Palm, Inc., introduces its cheapest Wi-Fi-equipped model today: The Palm TX includes Wi-Fi, Bluetooth, 128 MB of RAM, and a 320-by-480–pixel screen for $299. Their goal, the company said in a briefing, was to answer customers who wanted Wi-Fi for much less and wanted a big screen with which to browse and use applications. There's no camera, but it's otherwise hard to point a finger at what they left out to bring it to this price point.
The Wi-Fi is 802.11b and while it supports WPA Personal, it doesn't offer WPA Enterprise, which is needed for use inside corporations. Palm is pitching the TX at the mobile consumer and business traveler who wants access while out and about. No word on VPN support, although both 802.1X/WPA Enterprise and VPN packages are readily available for Palm OS, and there's a mention of the necessity of a VPN for some purposes in the press release. A 30-day trial T-Mobile HotSpot subscription is included.
The Bluetooth connection can be used for synchronization and file transfer, but also for modem calls via handsets that support that method. Palm included just Bluetooth 1.1 support--which is just odd. I can understand not adding 2.0+EDR for cost, battery, and complexity issues. 3 Mbps versus 1 Mbps when you have Wi-Fi built in isn't a big deal. But 1.2 contains the frequency hopping coordination details that allow Wi-Fi and Bluetooth to avoid each other. However, if this is a single chip radio with Wi-Fi and Bluetooth, the manufacturer may have engaged in its own compatible but not 1.2 scheme.
The company has pushed hard on battery life and said during their briefing that they expected five days of life during typical use that includes Wi-Fi transmissions. We'll see how that translates when under heavy Wi-Fi use.
The Palm TX has an SD/SDIO slot that accepts memory cards up to 2 GB in size. Palm is billing the device in part as a media player. This could be a great appliance for photographers, too. Throw in a Palm OS-based Secure FTP client or other file transfer software, and you could shoot photos and use the Wi-Fi and FTP program to upload them. There's also a USB port.
Palm is bundling Documents To Go from DataViz, a Microsoft Office converter that handles Word, Excel, and PowerPoint; Avvenu, a secure remote file transfer package for reaching documents on your wired desktop computer; and MobiTV, a subscription service for bringing television to handhelds, the price for which hasn't been set yet during testing. MobiTV plus Wi-Fi should produce lovely results on the large screen. DataViz will offer a premium upgrade in the near future to support PDF display.
The screen's orientation can be changed in software through a single click from portrait to landscape, which is useful for all kinds of purposes, including mainstream behavior like watching video to more obscure objectives, such as terminal windows.
This Palm will work with its GPS Navigator, a $249 hockey-puck sized geographical coordinate finder that connects via Bluetooth. The product manager said that a 1 GB SD card would hold all the maps of the U.S.
The company said it expects 60 percent of purchasers to be upgrading from other Palm and PocketPC models.
"both 802.1X/WPA Enterprise and VPN packages are readily available for Palm OS"
What .1x clients are you thinking of for Palm? The Meetinghouse client is the only one I'm familiar with, and it doesn't support WPA nor any of the newer or more secure flavors of EAP: only LEAP and EAP-MD5 are included, neither of which is terribly desirable given the better options available.
[Editor's note: It took me about 10 minutes to ferret out the details you mentioned. Meetinghouse doesn't make it easy to find that the Palm client supports just LEAP and EAP-MD5! I stand corrected. There's NO good 802.1X/WPA Enterprise support for Palm OS.--gf]

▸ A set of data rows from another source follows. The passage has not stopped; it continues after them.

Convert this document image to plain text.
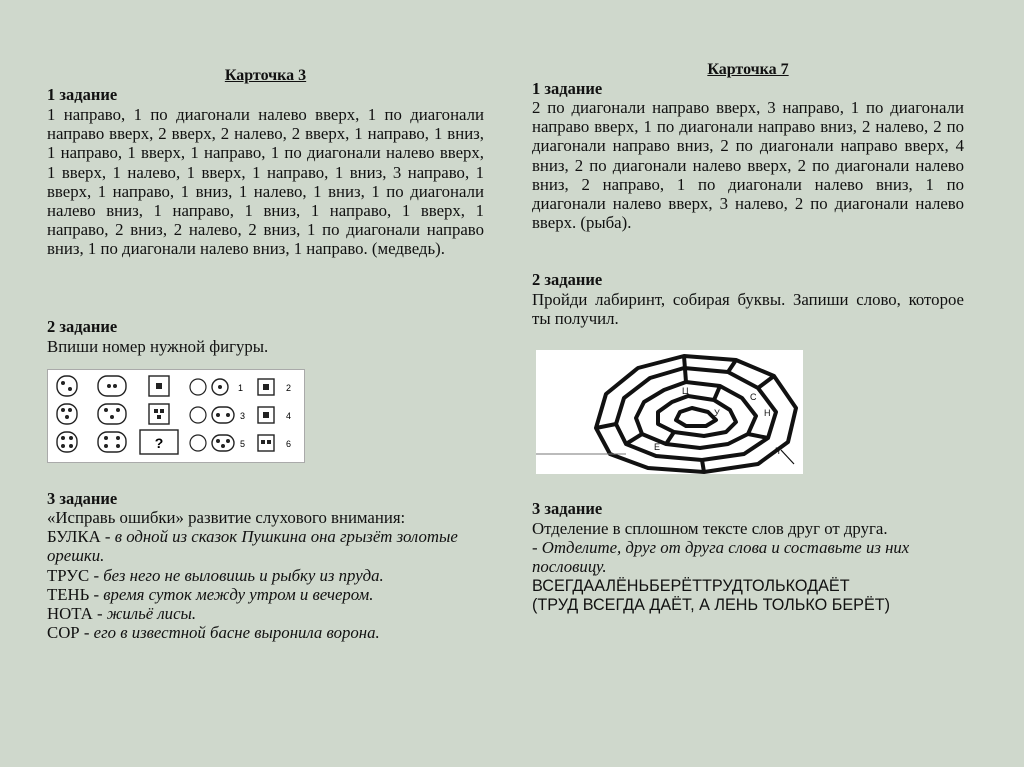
Карточка 3
1 задание
1 направо, 1 по диагонали налево вверх, 1 по диагонали направо вверх, 2 вверх, 2 налево, 2 вверх, 1 направо, 1 вниз, 1 направо, 1 вверх, 1 направо, 1 по диагонали налево вверх, 1 вверх, 1 налево, 1 вверх, 1 направо, 1 вниз, 3 направо, 1 вверх, 1 направо, 1 вниз, 1 налево, 1 вниз, 1 по диагонали налево вниз, 1 направо, 1 вниз, 1 направо, 1 вверх, 1 направо, 2 вниз, 2 налево, 2 вниз, 1 по диагонали направо вниз, 1 по диагонали налево вниз, 1 направо. (медведь).
2 задание
Впиши номер нужной фигуры.
?
1	2
3	4
5	6
3 задание
«Исправь ошибки» развитие слухового внимания:
БУЛКА - в одной из сказок Пушкина она грызёт золотые орешки.
ТРУС - без него не выловишь и рыбку из пруда.
ТЕНЬ - время суток между утром и вечером.
НОТА - жильё лисы.
СОР - его в известной басне выронила ворона.
Карточка 7
1 задание
2 по диагонали направо вверх, 3 направо, 1 по диагонали направо вверх, 1 по диагонали направо вниз, 2 налево, 2 по диагонали направо вниз, 2 по диагонали направо вверх, 4 вниз, 2 по диагонали налево вверх, 2 по диагонали налево вниз, 2 направо, 1 по диагонали налево вниз, 1 по диагонали налево вверх, 3 налево, 2 по диагонали налево вверх. (рыба).
2 задание
Пройди лабиринт, собирая буквы. Запиши слово, которое ты получил.
С
Н
Ц
У
Е	Л
3 задание
Отделение в сплошном тексте слов друг от друга.
- Отделите, друг от друга слова и составьте из них пословицу.
ВСЕГДААЛЁНЬБЕРЁТТРУДТОЛЬКОДАЁТ
(ТРУД ВСЕГДА ДАЁТ, А ЛЕНЬ ТОЛЬКО БЕРЁТ)
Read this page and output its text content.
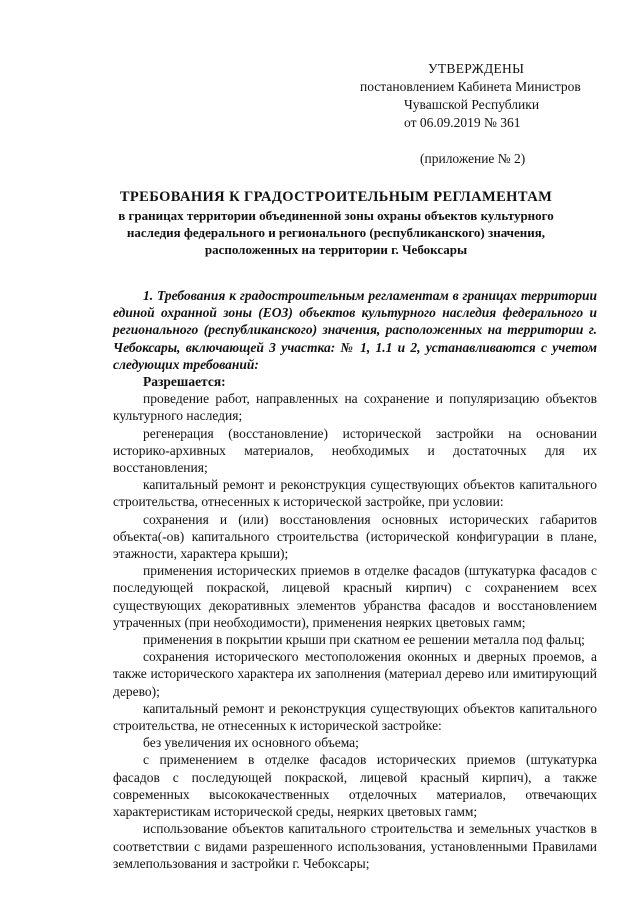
УТВЕРЖДЕНЫ
постановлением Кабинета Министров
Чувашской Республики
от 06.09.2019 № 361
(приложение № 2)
ТРЕБОВАНИЯ К ГРАДОСТРОИТЕЛЬНЫМ РЕГЛАМЕНТАМ
в границах территории объединенной зоны охраны объектов культурного наследия федерального и регионального (республиканского) значения, расположенных на территории г. Чебоксары

1. Требования к градостроительным регламентам в границах территории единой охранной зоны (ЕОЗ) объектов культурного наследия федерального и регионального (республиканского) значения, расположенных на территории г. Чебоксары, включающей 3 участка: № 1, 1.1 и 2, устанавливаются с учетом следующих требований:

Разрешается:

проведение работ, направленных на сохранение и популяризацию объектов культурного наследия;

регенерация (восстановление) исторической застройки на основании историко-архивных материалов, необходимых и достаточных для их восстановления;

капитальный ремонт и реконструкция существующих объектов капитального строительства, отнесенных к исторической застройке, при условии:

сохранения и (или) восстановления основных исторических габаритов объекта(-ов) капитального строительства (исторической конфигурации в плане, этажности, характера крыши);

применения исторических приемов в отделке фасадов (штукатурка фасадов с последующей покраской, лицевой красный кирпич) с сохранением всех существующих декоративных элементов убранства фасадов и восстановлением утраченных (при необходимости), применения неярких цветовых гамм;

применения в покрытии крыши при скатном ее решении металла под фальц;

сохранения исторического местоположения оконных и дверных проемов, а также исторического характера их заполнения (материал дерево или имитирующий дерево);

капитальный ремонт и реконструкция существующих объектов капитального строительства, не отнесенных к исторической застройке:

без увеличения их основного объема;

с применением в отделке фасадов исторических приемов (штукатурка фасадов с последующей покраской, лицевой красный кирпич), а также современных высококачественных отделочных материалов, отвечающих характеристикам исторической среды, неярких цветовых гамм;

использование объектов капитального строительства и земельных участков в соответствии с видами разрешенного использования, установленными Правилами землепользования и застройки г. Чебоксары;
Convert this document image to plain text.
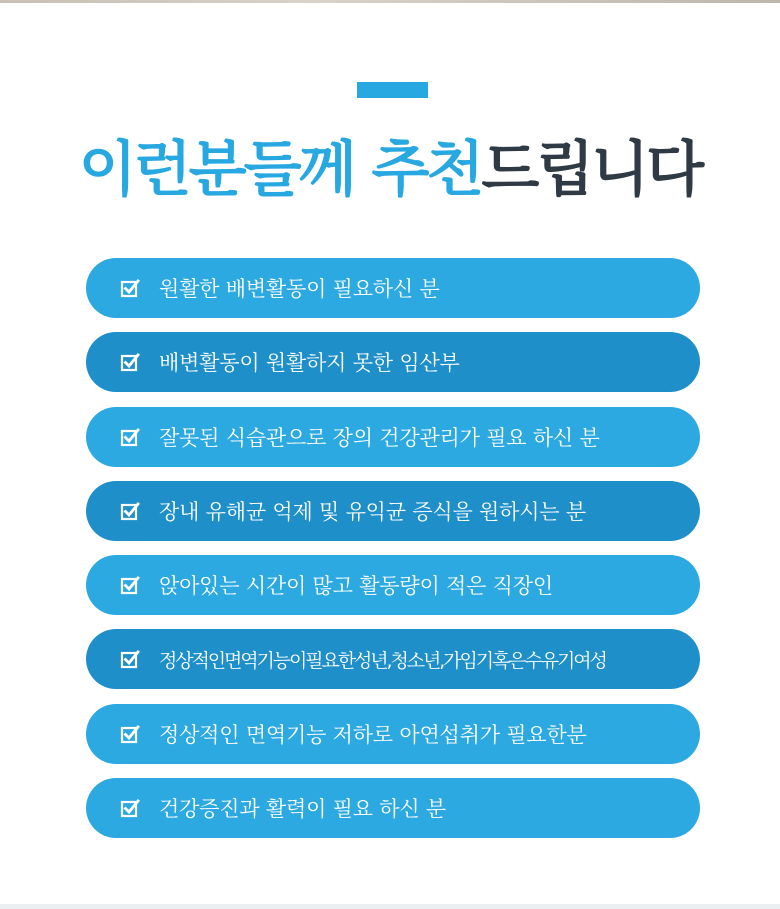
이런분들께 추천드립니다
원활한 배변활동이 필요하신 분
배변활동이 원활하지 못한 임산부
잘못된 식습관으로 장의 건강관리가 필요 하신 분
장내 유해균 억제 및 유익균 증식을 원하시는 분
앉아있는 시간이 많고 활동량이 적은 직장인
정상적인면역기능이필요한성년,청소년,가임기혹은수유기여성
정상적인 면역기능 저하로 아연섭취가 필요한분
건강증진과 활력이 필요 하신 분
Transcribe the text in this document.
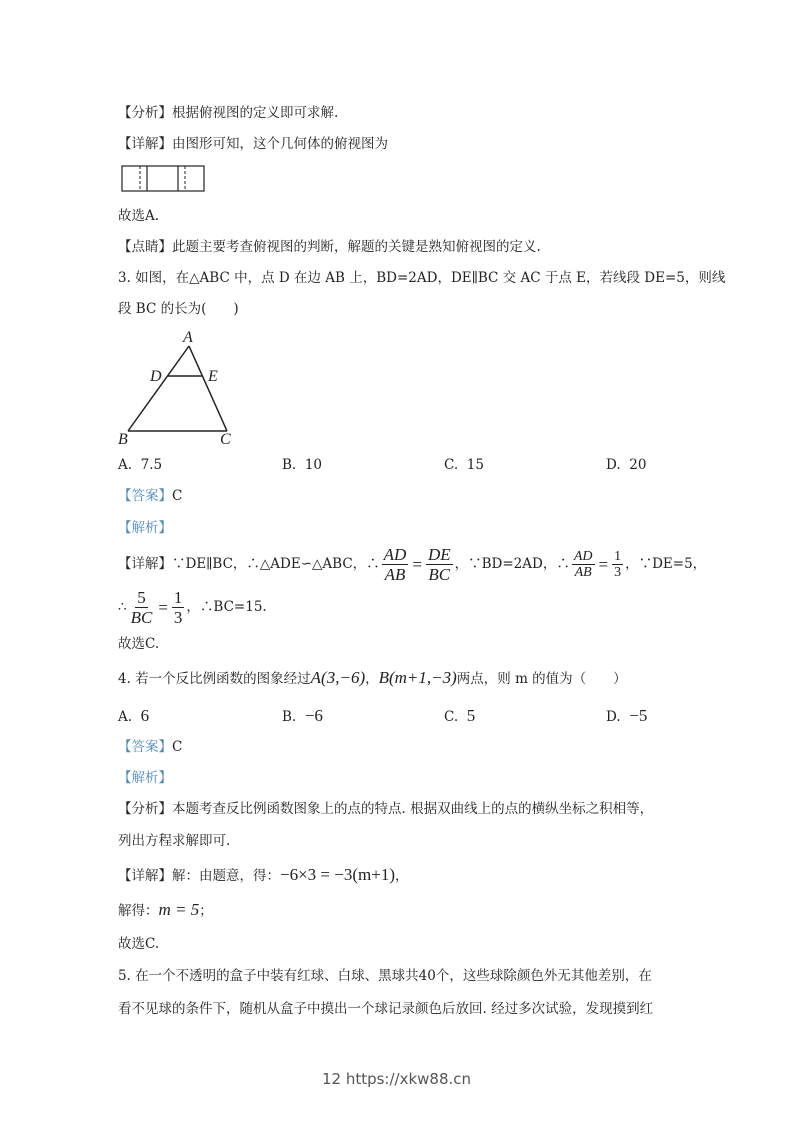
【分析】根据俯视图的定义即可求解.
【详解】由图形可知，这个几何体的俯视图为
故选A.
【点睛】此题主要考查俯视图的判断，解题的关键是熟知俯视图的定义.
3. 如图，在△ABC 中，点 D 在边 AB 上，BD=2AD，DE∥BC 交 AC 于点 E，若线段 DE=5，则线
段 BC 的长为(　　)
A
D	E
B	C
A. 7.5	B. 10	C. 15	D. 20
【答案】C
【解析】
【详解】∵DE∥BC，∴△ADE∽△ABC，∴ $\frac{AD}{AB} = \frac{DE}{BC}$ ，∵BD=2AD，∴ $\frac{AD}{AB} = \frac{1}{3}$ ，∵DE=5，
∴ $\frac{5}{BC} = \frac{1}{3}$ ，∴BC=15.
故选C.
4. 若一个反比例函数的图象经过A(3,−6)，B(m+1,−3)两点，则 m 的值为（　　）
A. 6	B. −6	C. 5	D. −5
【答案】C
【解析】
【分析】本题考查反比例函数图象上的点的特点. 根据双曲线上的点的横纵坐标之积相等，
列出方程求解即可.
【详解】解：由题意，得：−6×3 = −3(m+1)，
解得：m = 5；
故选C.
5. 在一个不透明的盒子中装有红球、白球、黑球共40个，这些球除颜色外无其他差别，在
看不见球的条件下，随机从盒子中摸出一个球记录颜色后放回. 经过多次试验，发现摸到红
12 https://xkw88.cn
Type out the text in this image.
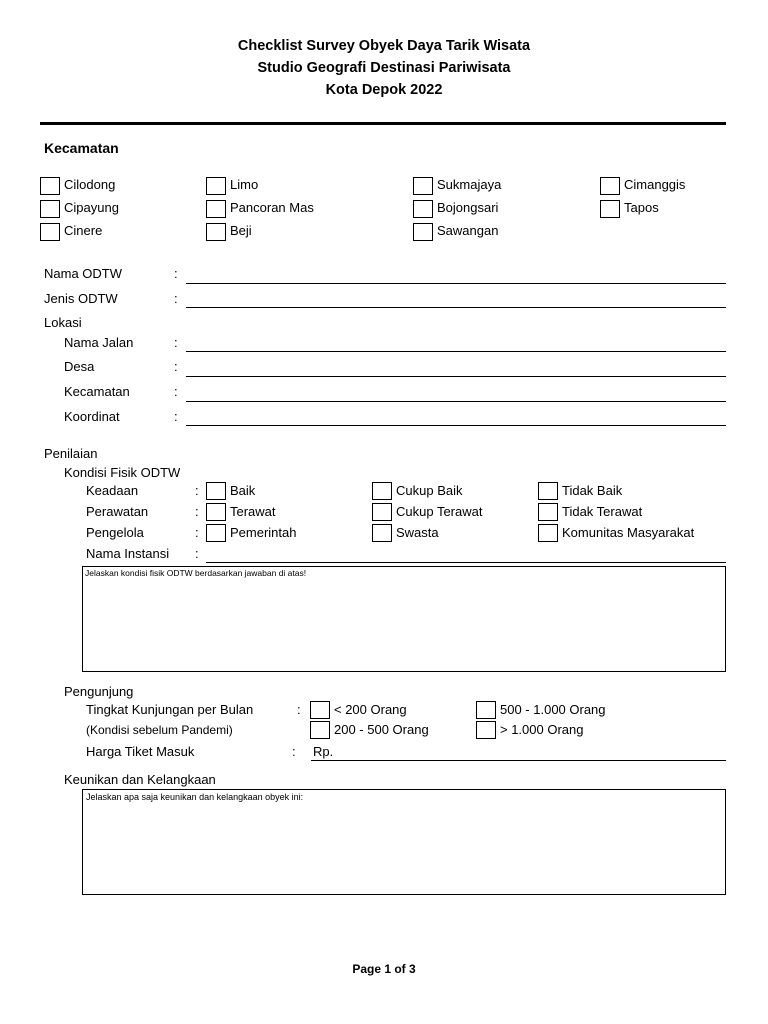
Checklist Survey Obyek Daya Tarik Wisata
Studio Geografi Destinasi Pariwisata
Kota Depok 2022
Kecamatan
Cilodong	Limo	Sukmajaya	Cimanggis
Cipayung	Pancoran Mas	Bojongsari	Tapos
Cinere	Beji	Sawangan
Nama ODTW	:
Jenis ODTW	:
Lokasi
Nama Jalan	:
Desa	:
Kecamatan	:
Koordinat	:
Penilaian
Kondisi Fisik ODTW
Keadaan	: Baik	Cukup Baik	Tidak Baik
Perawatan	: Terawat	Cukup Terawat	Tidak Terawat
Pengelola	: Pemerintah	Swasta	Komunitas Masyarakat
Nama Instansi :
Jelaskan kondisi fisik ODTW berdasarkan jawaban di atas!
Pengunjung
Tingkat Kunjungan per Bulan	:	< 200 Orang	500 - 1.000 Orang
(Kondisi sebelum Pandemi)	200 - 500 Orang	> 1.000 Orang
Harga Tiket Masuk	: Rp.
Keunikan dan Kelangkaan
Jelaskan apa saja keunikan dan kelangkaan obyek ini:
Page 1 of 3
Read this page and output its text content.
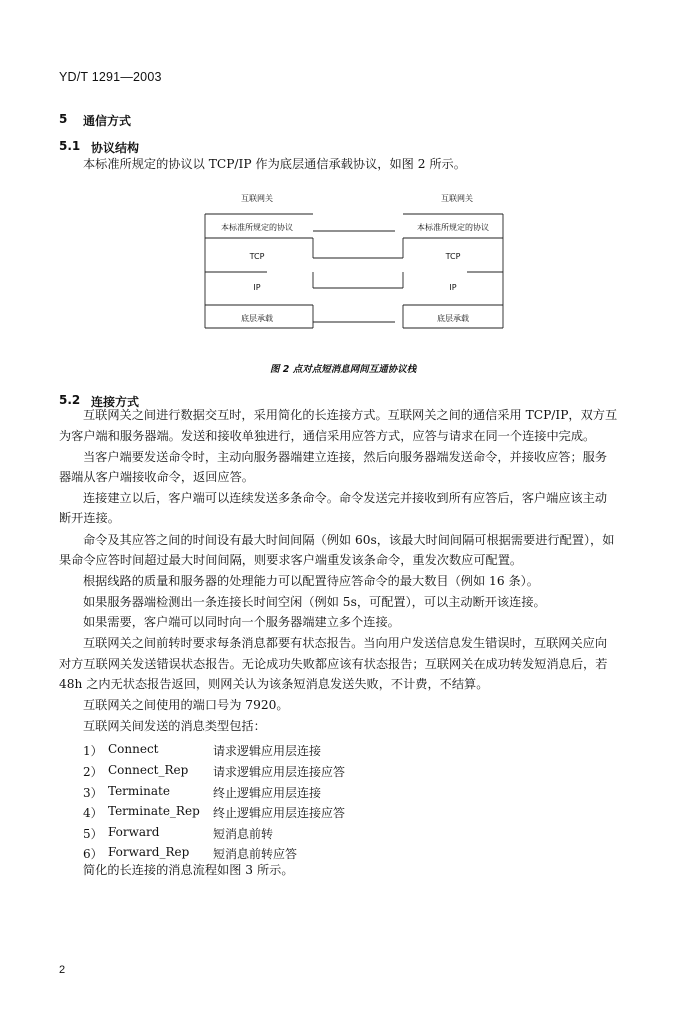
YD/T 1291—2003
5 通信方式
5.1 协议结构
本标准所规定的协议以 TCP/IP 作为底层通信承载协议，如图 2 所示。
互联网关	互联网关
本标准所规定的协议
TCP
IP
底层承载
本标准所规定的协议
TCP
IP
底层承载
图 2 点对点短消息网间互通协议栈
5.2 连接方式
互联网关之间进行数据交互时，采用简化的长连接方式。互联网关之间的通信采用 TCP/IP，双方互
为客户端和服务器端。发送和接收单独进行，通信采用应答方式，应答与请求在同一个连接中完成。
当客户端要发送命令时，主动向服务器端建立连接，然后向服务器端发送命令，并接收应答；服务
器端从客户端接收命令，返回应答。
连接建立以后，客户端可以连续发送多条命令。命令发送完并接收到所有应答后，客户端应该主动
断开连接。
命令及其应答之间的时间设有最大时间间隔（例如 60s，该最大时间间隔可根据需要进行配置），如
果命令应答时间超过最大时间间隔，则要求客户端重发该条命令，重发次数应可配置。
根据线路的质量和服务器的处理能力可以配置待应答命令的最大数目（例如 16 条）。
如果服务器端检测出一条连接长时间空闲（例如 5s，可配置），可以主动断开该连接。
如果需要，客户端可以同时向一个服务器端建立多个连接。
互联网关之间前转时要求每条消息都要有状态报告。当向用户发送信息发生错误时，互联网关应向
对方互联网关发送错误状态报告。无论成功失败都应该有状态报告；互联网关在成功转发短消息后，若
48h 之内无状态报告返回，则网关认为该条短消息发送失败，不计费，不结算。
互联网关之间使用的端口号为 7920。
互联网关间发送的消息类型包括：
1） Connect	请求逻辑应用层连接
2） Connect_Rep 请求逻辑应用层连接应答
3） Terminate	终止逻辑应用层连接
4） Terminate_Rep 终止逻辑应用层连接应答
5） Forward	短消息前转
6） Forward_Rep 短消息前转应答
简化的长连接的消息流程如图 3 所示。
2
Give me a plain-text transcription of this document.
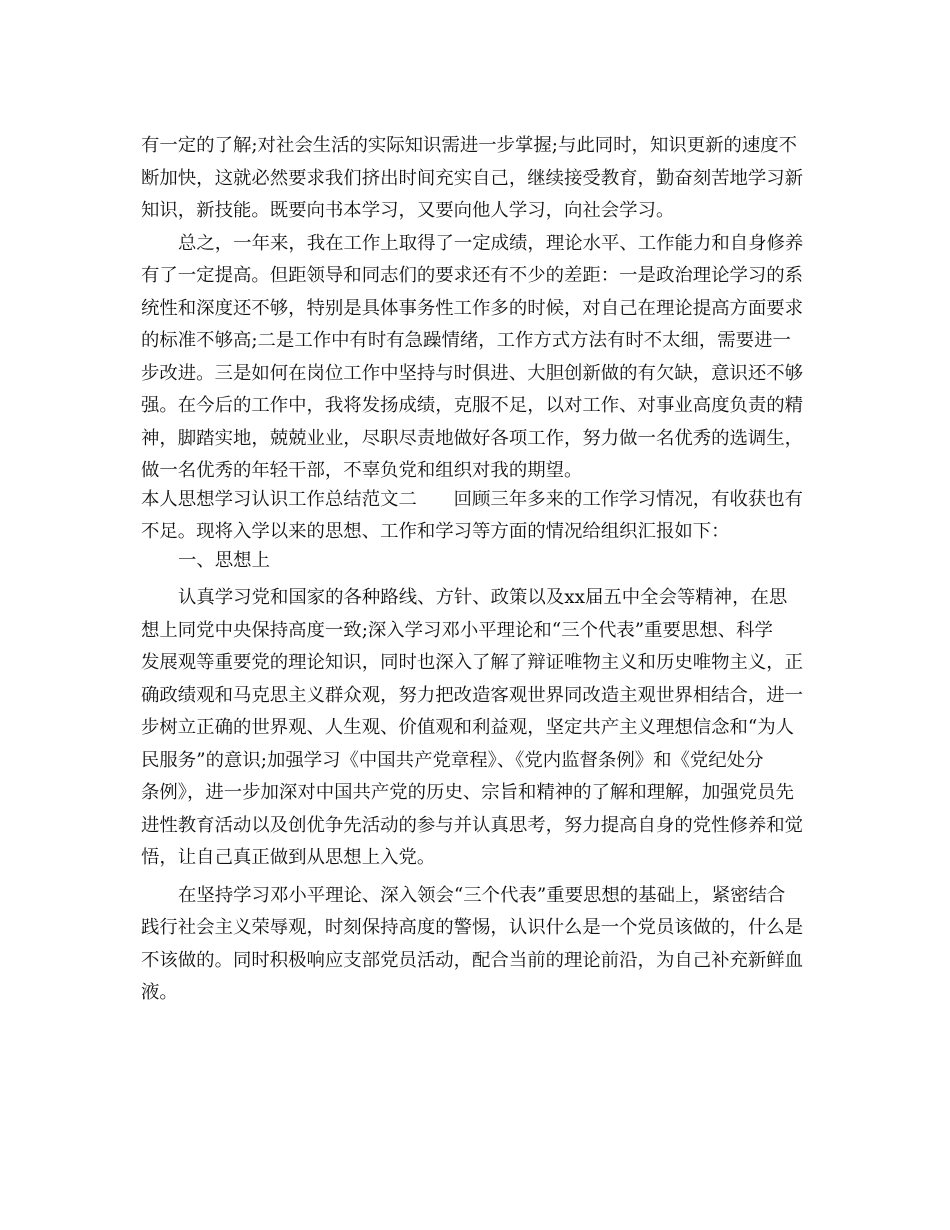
有一定的了解;对社会生活的实际知识需进一步掌握;与此同时，知识更新的速度不
断加快，这就必然要求我们挤出时间充实自己，继续接受教育，勤奋刻苦地学习新
知识，新技能。既要向书本学习，又要向他人学习，向社会学习。
总之，一年来，我在工作上取得了一定成绩，理论水平、工作能力和自身修养
有了一定提高。但距领导和同志们的要求还有不少的差距：一是政治理论学习的系
统性和深度还不够，特别是具体事务性工作多的时候，对自己在理论提高方面要求
的标准不够高;二是工作中有时有急躁情绪，工作方式方法有时不太细，需要进一
步改进。三是如何在岗位工作中坚持与时俱进、大胆创新做的有欠缺，意识还不够
强。在今后的工作中，我将发扬成绩，克服不足，以对工作、对事业高度负责的精
神，脚踏实地，兢兢业业，尽职尽责地做好各项工作，努力做一名优秀的选调生，
做一名优秀的年轻干部，不辜负党和组织对我的期望。
本人思想学习认识工作总结范文二　　回顾三年多来的工作学习情况，有收获也有
不足。现将入学以来的思想、工作和学习等方面的情况给组织汇报如下：
一、思想上
认真学习党和国家的各种路线、方针、政策以及xx届五中全会等精神，在思
想上同党中央保持高度一致;深入学习邓小平理论和“三个代表”重要思想、科学
发展观等重要党的理论知识，同时也深入了解了辩证唯物主义和历史唯物主义，正
确政绩观和马克思主义群众观，努力把改造客观世界同改造主观世界相结合，进一
步树立正确的世界观、人生观、价值观和利益观，坚定共产主义理想信念和“为人
民服务”的意识;加强学习《中国共产党章程》、《党内监督条例》和《党纪处分
条例》，进一步加深对中国共产党的历史、宗旨和精神的了解和理解，加强党员先
进性教育活动以及创优争先活动的参与并认真思考，努力提高自身的党性修养和觉
悟，让自己真正做到从思想上入党。
在坚持学习邓小平理论、深入领会“三个代表”重要思想的基础上，紧密结合
践行社会主义荣辱观，时刻保持高度的警惕，认识什么是一个党员该做的，什么是
不该做的。同时积极响应支部党员活动，配合当前的理论前沿，为自己补充新鲜血
液。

not only that, believe aegis client only supports the C, not TX or others? Can you confirm?
It looks like Palm has finally gotten the 802.1x semi-clue with the "Wi-Fi Enterprise Security Update for the Palm TX Handheld":
http://www.palm.com/us/software/esu/index.html
Interestingly, the date on the FAQ I just downloaded is 3/7/2006 -- just four days after Tom's post. Cost is $5.99 -- not bad.